About 55 miles outside New York City, is the Bobolink Dairy, where two of my favorite farmers in the world, Jonathan and Nina White, make cheese from pasture-raised cows. Get this revolutionary idea: Rather than being forced to eat grain and get pumped full of antibiotics like most commercial cattle, cows at Bobolink actually spend time frolicking in the fields and grazing on about 150 pounds of grass per day. While the average age for dairy cows is three, at Bobolink it’s seven.- On the farm, you’d bring the cows in from the field and make sure Seamus the bull is comfortable and happy. Then set up milking machines and coax Brunhilde, Rainbow, and Petunia to give it their all. At home, though, I just open a fresh carton of local milk that’s not ultrapasteurized — I’ve heard the high heat of the ultrapasteurization destroys some of milk’s good properties and turns cheeses into gloppy messes.
- In a stainless steel container, I heat milk and add citric acid or whey to initialize fermentation.
- Next I add liquid rennet, which triggers curdling and starts the separation of curds from whey. Actually, whey is normally considered a waste product, but Jonathan (like Miss Muffet) drinks a cup a day and feeds the rest to his pigs.

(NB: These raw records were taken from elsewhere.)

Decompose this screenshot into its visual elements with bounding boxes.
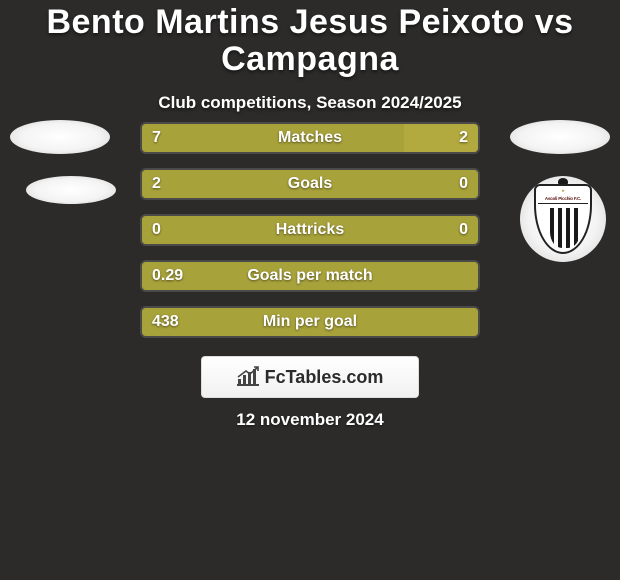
crest-stars-icon: ★: [536, 188, 590, 193]
stat-label: Goals: [142, 170, 478, 198]
date-text: 12 november 2024: [0, 410, 620, 430]
stat-label: Matches: [142, 124, 478, 152]
watermark-text: FcTables.com: [265, 367, 384, 388]
stat-row: 00Hattricks: [140, 214, 480, 246]
stat-label: Goals per match: [142, 262, 478, 290]
player2-badge-1: [510, 120, 610, 154]
comparison-card: Bento Martins Jesus Peixoto vs Campagna …: [0, 0, 620, 580]
comparison-bars: 72Matches 20Goals 00Hattricks 0.29Goals per…: [140, 122, 480, 352]
player2-club-crest: ★ Ascoli Picchio F.C.: [520, 176, 606, 262]
stat-row: 438Min per goal: [140, 306, 480, 338]
crest-stripes-icon: [550, 208, 580, 248]
page-title: Bento Martins Jesus Peixoto vs Campagna: [0, 4, 620, 79]
page-subtitle: Club competitions, Season 2024/2025: [0, 93, 620, 113]
player1-badge-2: [26, 176, 116, 204]
watermark: FcTables.com: [201, 356, 419, 398]
stat-label: Min per goal: [142, 308, 478, 336]
stat-row: 20Goals: [140, 168, 480, 200]
stat-label: Hattricks: [142, 216, 478, 244]
chart-icon: [237, 368, 259, 386]
stat-row: 72Matches: [140, 122, 480, 154]
stat-row: 0.29Goals per match: [140, 260, 480, 292]
player1-badge-1: [10, 120, 110, 154]
crest-banner-text: Ascoli Picchio F.C.: [538, 194, 588, 204]
crest-shield-icon: ★ Ascoli Picchio F.C.: [534, 184, 592, 254]
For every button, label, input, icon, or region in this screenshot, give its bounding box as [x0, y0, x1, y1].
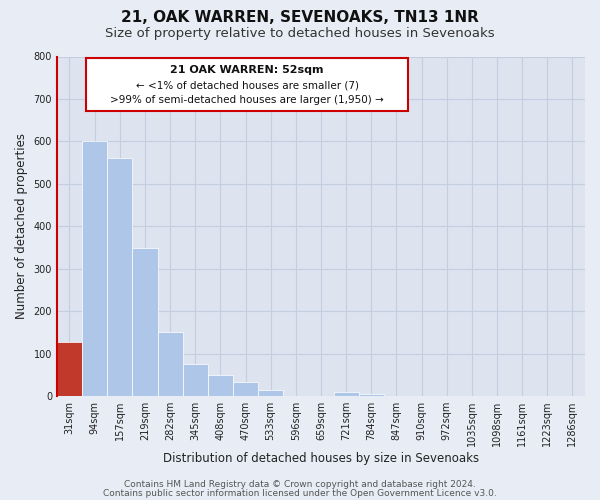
- Y-axis label: Number of detached properties: Number of detached properties: [15, 134, 28, 320]
- Bar: [57, 342, 82, 396]
- FancyBboxPatch shape: [86, 58, 408, 111]
- Bar: [334, 392, 359, 396]
- Bar: [182, 364, 208, 396]
- Text: ← <1% of detached houses are smaller (7): ← <1% of detached houses are smaller (7): [136, 80, 359, 90]
- Bar: [208, 375, 233, 396]
- Text: Contains HM Land Registry data © Crown copyright and database right 2024.: Contains HM Land Registry data © Crown c…: [124, 480, 476, 489]
- Bar: [82, 141, 107, 396]
- Text: >99% of semi-detached houses are larger (1,950) →: >99% of semi-detached houses are larger …: [110, 96, 384, 106]
- X-axis label: Distribution of detached houses by size in Sevenoaks: Distribution of detached houses by size …: [163, 452, 479, 465]
- Text: Contains public sector information licensed under the Open Government Licence v3: Contains public sector information licen…: [103, 488, 497, 498]
- Bar: [258, 390, 283, 396]
- Bar: [107, 158, 133, 396]
- Bar: [359, 394, 384, 396]
- Bar: [233, 382, 258, 396]
- Text: 21, OAK WARREN, SEVENOAKS, TN13 1NR: 21, OAK WARREN, SEVENOAKS, TN13 1NR: [121, 10, 479, 25]
- Text: 21 OAK WARREN: 52sqm: 21 OAK WARREN: 52sqm: [170, 64, 324, 74]
- Bar: [158, 332, 182, 396]
- Text: Size of property relative to detached houses in Sevenoaks: Size of property relative to detached ho…: [105, 28, 495, 40]
- Bar: [133, 248, 158, 396]
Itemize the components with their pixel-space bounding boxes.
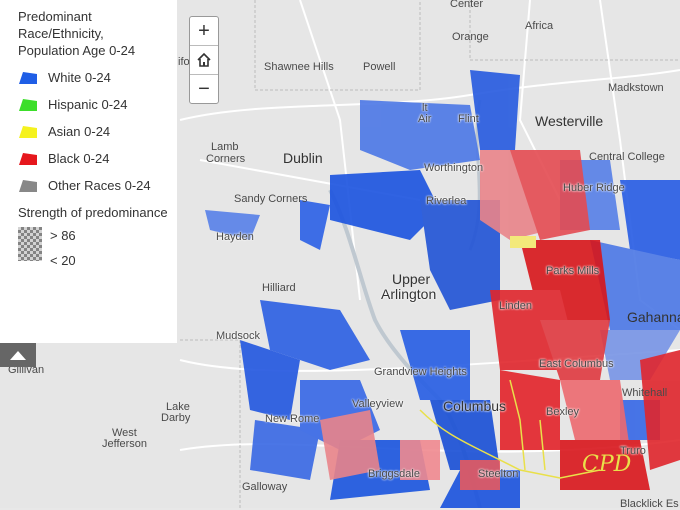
white-tracts xyxy=(205,70,680,508)
legend-title: Predominant Race/Ethnicity, Population A… xyxy=(18,9,136,58)
place-label: Dublin xyxy=(283,150,323,166)
place-label: Whitehall xyxy=(622,387,668,399)
place-label: Sandy Corners xyxy=(234,193,308,205)
place-label: Arlington xyxy=(381,286,437,302)
place-label: Darby xyxy=(161,412,191,424)
strength-low-label: < 20 xyxy=(50,253,76,268)
place-label: Columbus xyxy=(443,398,507,414)
place-label: Riverlea xyxy=(426,195,467,207)
home-button[interactable] xyxy=(190,46,218,75)
place-label: Briggsdale xyxy=(368,468,420,480)
legend-panel: Predominant Race/Ethnicity, Population A… xyxy=(0,0,177,343)
legend-item-label: Asian 0-24 xyxy=(48,124,111,139)
place-label: Africa xyxy=(525,20,554,32)
strength-title: Strength of predominance xyxy=(18,205,168,220)
place-label: lt xyxy=(422,102,428,114)
place-label: Flint xyxy=(458,113,479,125)
gray-swatch-icon xyxy=(18,179,38,193)
collapse-legend-button[interactable] xyxy=(0,343,36,367)
place-label: New Rome xyxy=(265,413,320,425)
place-label: Grandview Heights xyxy=(374,366,467,378)
zoom-control: + − xyxy=(189,16,219,104)
place-label: Powell xyxy=(363,61,396,73)
place-label: West xyxy=(112,427,137,439)
place-label: Upper xyxy=(392,271,431,287)
place-label: Bexley xyxy=(546,406,580,418)
legend-item: Other Races 0-24 xyxy=(18,177,177,194)
place-label: Jefferson xyxy=(102,438,148,450)
place-label: Hayden xyxy=(216,231,254,243)
place-label: East Columbus xyxy=(539,358,614,370)
red-swatch-icon xyxy=(18,152,38,166)
place-label: Central College xyxy=(589,151,665,163)
asian-tract xyxy=(510,236,536,248)
legend-item-label: White 0-24 xyxy=(48,70,111,85)
place-label: Gahanna xyxy=(627,309,680,325)
legend-item: White 0-24 xyxy=(18,69,177,86)
place-label: Gillivan xyxy=(8,364,45,376)
place-label: Corners xyxy=(206,153,246,165)
strength-gradient-icon xyxy=(18,227,42,261)
green-swatch-icon xyxy=(18,98,38,112)
place-label: Truro xyxy=(620,445,646,457)
place-label: Orange xyxy=(452,31,489,43)
place-label: Air xyxy=(418,113,432,125)
place-label: Center xyxy=(450,0,484,10)
yellow-swatch-icon xyxy=(18,125,38,139)
legend-item: Hispanic 0-24 xyxy=(18,96,177,113)
place-label: Steelton xyxy=(478,468,519,480)
legend-item: Asian 0-24 xyxy=(18,123,177,140)
place-label: Blacklick Es xyxy=(620,498,679,510)
triangle-up-icon xyxy=(10,351,26,360)
place-label: Huber Ridge xyxy=(563,182,625,194)
place-label: Mudsock xyxy=(216,330,261,342)
place-label: Parks Mills xyxy=(546,265,600,277)
place-label: Madkstown xyxy=(608,82,664,94)
black-tracts xyxy=(320,150,680,490)
zoom-in-button[interactable]: + xyxy=(190,17,218,46)
legend-item-label: Black 0-24 xyxy=(48,151,110,166)
place-label: Linden xyxy=(499,300,533,312)
home-icon xyxy=(197,52,211,67)
legend-item-label: Hispanic 0-24 xyxy=(48,97,128,112)
place-label: Lamb xyxy=(211,141,239,153)
place-label: Galloway xyxy=(242,481,288,493)
legend-item: Black 0-24 xyxy=(18,150,177,167)
place-label: ifo xyxy=(178,56,190,68)
place-label: Westerville xyxy=(535,113,604,129)
strength-high-label: > 86 xyxy=(50,228,76,243)
place-label: Valleyview xyxy=(352,398,404,410)
blue-swatch-icon xyxy=(18,71,38,85)
place-label: Shawnee Hills xyxy=(264,61,334,73)
cpd-annotation: CPD xyxy=(582,452,632,477)
zoom-out-button[interactable]: − xyxy=(198,77,210,100)
place-label: Lake xyxy=(166,401,190,413)
legend-item-label: Other Races 0-24 xyxy=(48,178,151,193)
place-label: Worthington xyxy=(424,162,484,174)
place-label: Hilliard xyxy=(262,282,296,294)
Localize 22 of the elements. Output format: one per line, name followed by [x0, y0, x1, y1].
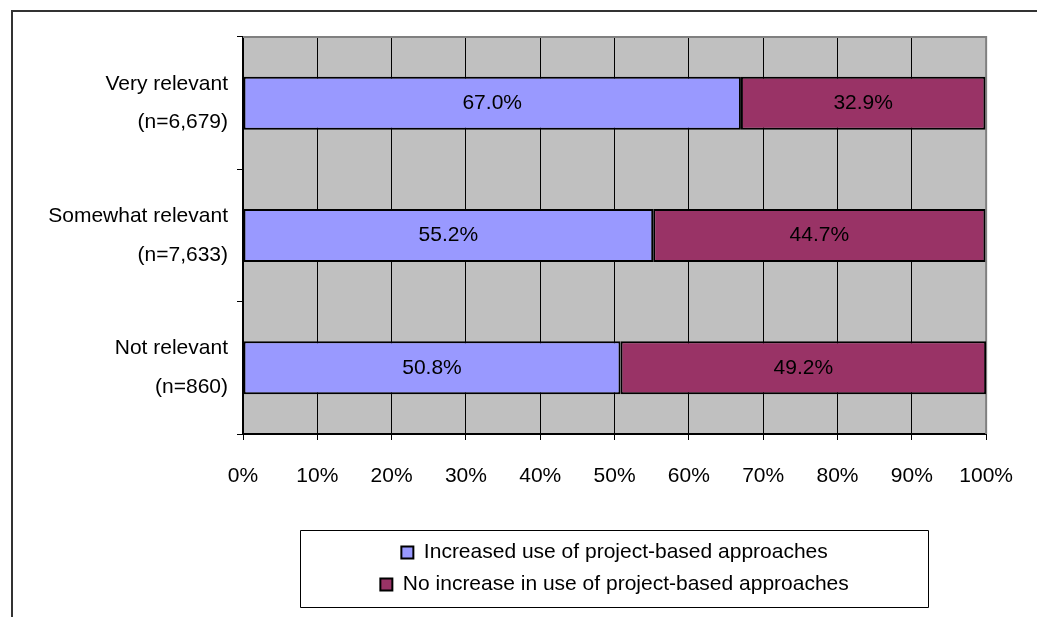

- When the curd has separated, I cut it into chunks and drain out the whey. I salt and knead the ball of curd like bread dough. But I’m not quite Food Network–ready yet; this is about the time I realize that there are wayward curds everywhere — on my hands, in my hair, on the ceiling.
- Jonathan’s cheeses take 60 days to age, but I can’t wait that long. I dive into the ball of warm, supple goodness, unable to restrain myself for the fifteen minutes it takes to make homemade pizza. Mmm … creamy smooth, silky — just what the string cheese of my youth was supposed to taste like.